Exhibits Are Forever The Next Big Thing

Why do companies put such a great emphasis on exhibits? When you think about it, they really do combine the best in personable marketing approaches and strategic client building. The average company has been found to allocate up to 31% of its total marketing budget to both events and exhibits, with more than $24 billion spent yearly by U.S. Exhibitors for trade show displays. Despite this, as many as 70% of exhibitors have no specific objectives for their trade shows and what they want to get out of them by the end of the day.

Always Have A Plan, Then Two, Then Three

Exhibit design firms get to where they are by having plans and teaching others how to follow suit. The 2014 Marketing outlook study conducted by B2B Magazine saw events cited as the second largest area of growth in media spending just behind digital, which is nothing to sneeze at! Your trade show display should help you achieve any number of minor to major goals — attracting new customers, reaffirming old customers, communicating your brand better than before, selling a new product or just keeping you on the map.

Keep Your Eye On The Prize

Trade shows are lively, energizing and, most of all, incredibly effective. The average American trade show visitor will spend as many as nine hours viewing exhibits and trying to make the most out of their time there. There are an average of two trade show visitors per 100 square feet of exhibit space, to boot, and 50% of the largest 200 trade shows in the United States take place in three major cities — Las Vegas, Orlando and Chicago. With so many resources and eager customers just waiting to see what your business has to offer, exhibit design firms will help you go the extra mile and make good use of all that space and time.
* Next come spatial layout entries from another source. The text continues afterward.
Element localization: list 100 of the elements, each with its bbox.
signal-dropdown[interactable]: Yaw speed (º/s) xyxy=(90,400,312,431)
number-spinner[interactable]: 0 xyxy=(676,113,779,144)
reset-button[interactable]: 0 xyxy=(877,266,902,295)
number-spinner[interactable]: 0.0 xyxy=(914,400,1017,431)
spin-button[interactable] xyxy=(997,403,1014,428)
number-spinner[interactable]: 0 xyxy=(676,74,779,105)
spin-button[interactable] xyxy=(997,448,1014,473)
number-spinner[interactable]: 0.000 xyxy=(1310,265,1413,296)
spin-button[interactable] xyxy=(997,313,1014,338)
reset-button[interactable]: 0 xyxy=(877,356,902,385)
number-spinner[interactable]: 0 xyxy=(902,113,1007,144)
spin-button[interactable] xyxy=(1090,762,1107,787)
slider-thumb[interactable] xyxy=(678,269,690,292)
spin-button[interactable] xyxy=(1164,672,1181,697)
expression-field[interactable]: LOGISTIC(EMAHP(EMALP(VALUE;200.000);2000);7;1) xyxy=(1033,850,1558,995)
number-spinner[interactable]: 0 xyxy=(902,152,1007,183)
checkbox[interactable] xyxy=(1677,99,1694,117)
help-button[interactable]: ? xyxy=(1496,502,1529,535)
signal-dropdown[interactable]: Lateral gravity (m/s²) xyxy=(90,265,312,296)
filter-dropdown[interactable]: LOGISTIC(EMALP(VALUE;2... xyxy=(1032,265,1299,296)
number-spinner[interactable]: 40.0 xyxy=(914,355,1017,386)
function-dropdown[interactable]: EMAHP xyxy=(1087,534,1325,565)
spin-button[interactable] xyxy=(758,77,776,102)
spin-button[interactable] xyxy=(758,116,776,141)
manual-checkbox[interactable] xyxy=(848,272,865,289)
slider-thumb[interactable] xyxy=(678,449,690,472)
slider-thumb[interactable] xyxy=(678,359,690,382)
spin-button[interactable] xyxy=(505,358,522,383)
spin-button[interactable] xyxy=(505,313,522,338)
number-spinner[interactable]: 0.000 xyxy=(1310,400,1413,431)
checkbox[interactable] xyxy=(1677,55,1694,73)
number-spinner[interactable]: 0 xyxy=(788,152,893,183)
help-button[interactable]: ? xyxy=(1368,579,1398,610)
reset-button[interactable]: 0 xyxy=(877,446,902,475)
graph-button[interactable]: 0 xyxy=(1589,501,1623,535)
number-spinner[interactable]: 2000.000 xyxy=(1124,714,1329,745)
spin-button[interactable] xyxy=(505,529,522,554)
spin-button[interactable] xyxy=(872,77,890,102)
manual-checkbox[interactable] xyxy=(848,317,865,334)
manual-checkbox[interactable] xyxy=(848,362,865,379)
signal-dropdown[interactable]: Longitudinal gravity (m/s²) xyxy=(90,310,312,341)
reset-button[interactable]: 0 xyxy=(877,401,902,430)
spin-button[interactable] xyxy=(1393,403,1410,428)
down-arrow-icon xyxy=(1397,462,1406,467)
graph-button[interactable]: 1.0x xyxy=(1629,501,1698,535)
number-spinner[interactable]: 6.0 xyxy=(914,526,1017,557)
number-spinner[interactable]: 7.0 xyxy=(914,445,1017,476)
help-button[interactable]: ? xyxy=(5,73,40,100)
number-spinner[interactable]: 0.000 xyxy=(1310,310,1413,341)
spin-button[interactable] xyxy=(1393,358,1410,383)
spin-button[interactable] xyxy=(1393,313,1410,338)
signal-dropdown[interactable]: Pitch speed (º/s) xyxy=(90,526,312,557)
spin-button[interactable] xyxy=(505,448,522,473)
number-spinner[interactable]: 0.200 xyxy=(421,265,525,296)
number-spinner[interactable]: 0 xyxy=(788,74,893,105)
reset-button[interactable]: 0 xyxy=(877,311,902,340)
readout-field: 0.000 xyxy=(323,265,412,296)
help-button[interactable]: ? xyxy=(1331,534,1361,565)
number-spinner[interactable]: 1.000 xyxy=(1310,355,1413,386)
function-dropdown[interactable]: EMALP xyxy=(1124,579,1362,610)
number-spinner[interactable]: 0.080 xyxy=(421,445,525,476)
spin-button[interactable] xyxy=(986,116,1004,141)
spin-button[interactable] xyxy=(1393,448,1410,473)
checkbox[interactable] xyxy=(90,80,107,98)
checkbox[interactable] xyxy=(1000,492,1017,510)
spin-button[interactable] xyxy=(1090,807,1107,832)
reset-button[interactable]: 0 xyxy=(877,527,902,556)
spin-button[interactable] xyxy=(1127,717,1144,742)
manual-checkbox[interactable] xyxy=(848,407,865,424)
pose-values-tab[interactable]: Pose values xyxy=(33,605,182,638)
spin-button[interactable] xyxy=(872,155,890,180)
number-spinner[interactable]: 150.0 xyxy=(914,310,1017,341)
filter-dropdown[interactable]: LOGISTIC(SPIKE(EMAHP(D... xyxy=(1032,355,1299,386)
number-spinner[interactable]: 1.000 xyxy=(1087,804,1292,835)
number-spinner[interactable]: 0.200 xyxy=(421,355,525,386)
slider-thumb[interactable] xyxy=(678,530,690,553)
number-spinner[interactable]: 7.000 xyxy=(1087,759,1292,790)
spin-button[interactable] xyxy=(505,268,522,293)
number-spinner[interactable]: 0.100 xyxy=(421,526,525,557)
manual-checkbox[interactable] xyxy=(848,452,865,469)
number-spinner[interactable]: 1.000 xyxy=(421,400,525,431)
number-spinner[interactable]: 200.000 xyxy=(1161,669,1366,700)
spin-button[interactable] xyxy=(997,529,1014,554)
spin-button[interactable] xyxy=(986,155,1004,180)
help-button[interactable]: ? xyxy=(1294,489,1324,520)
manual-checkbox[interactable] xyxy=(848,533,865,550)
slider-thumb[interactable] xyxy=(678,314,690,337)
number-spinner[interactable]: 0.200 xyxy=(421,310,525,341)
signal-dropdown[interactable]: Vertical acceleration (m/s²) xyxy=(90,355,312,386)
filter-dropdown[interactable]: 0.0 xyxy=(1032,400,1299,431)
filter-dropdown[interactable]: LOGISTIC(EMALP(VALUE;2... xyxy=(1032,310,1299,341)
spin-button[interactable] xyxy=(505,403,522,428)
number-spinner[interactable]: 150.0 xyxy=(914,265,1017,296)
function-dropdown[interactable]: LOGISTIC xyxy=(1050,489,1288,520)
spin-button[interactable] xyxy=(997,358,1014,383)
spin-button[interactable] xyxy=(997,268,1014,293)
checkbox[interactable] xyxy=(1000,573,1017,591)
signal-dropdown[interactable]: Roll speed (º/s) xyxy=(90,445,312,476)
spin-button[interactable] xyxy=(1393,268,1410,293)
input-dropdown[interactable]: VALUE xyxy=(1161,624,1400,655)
Know What Customers Want, Need And Don’t Know About Yet

People visit because they don’t just want to be impressed — they want something that will improve their lives for the better. The three most valued aspects of trade shows were recently analyzed in multiple surveys, with 60% of exhibitors saying they highly value the ability to see many different prospects and 51% saying they appreciated the face-to-face meetings. Yet another 47% said they love to meet customers and suppliers to build ongoing business relationships. With so much to offer, it makes sense to put your best foot forward with exhibit design firms.

Use Smart Tradeshow Booth Design

How do you make your tradeshow stand out amid the pack? While contacting exhibit design firms should be first and foremost on your to-do list, there are a few tips you can keep in mind when getting your supplies together. Font size is incredibly important for legibility — a good rule of thumb is to add an inch of height to the font for every foot, allowing viewers to comfortably read your text from even 10 feet away. Multiple types of graphics are useful to keep the eye balanced and, of course, you should keep your colors in two to three combinations to avoid looking cluttered. Over 80% of trade show attendees have buying authority — are you going to make your conference exhibits the talk of the town this year?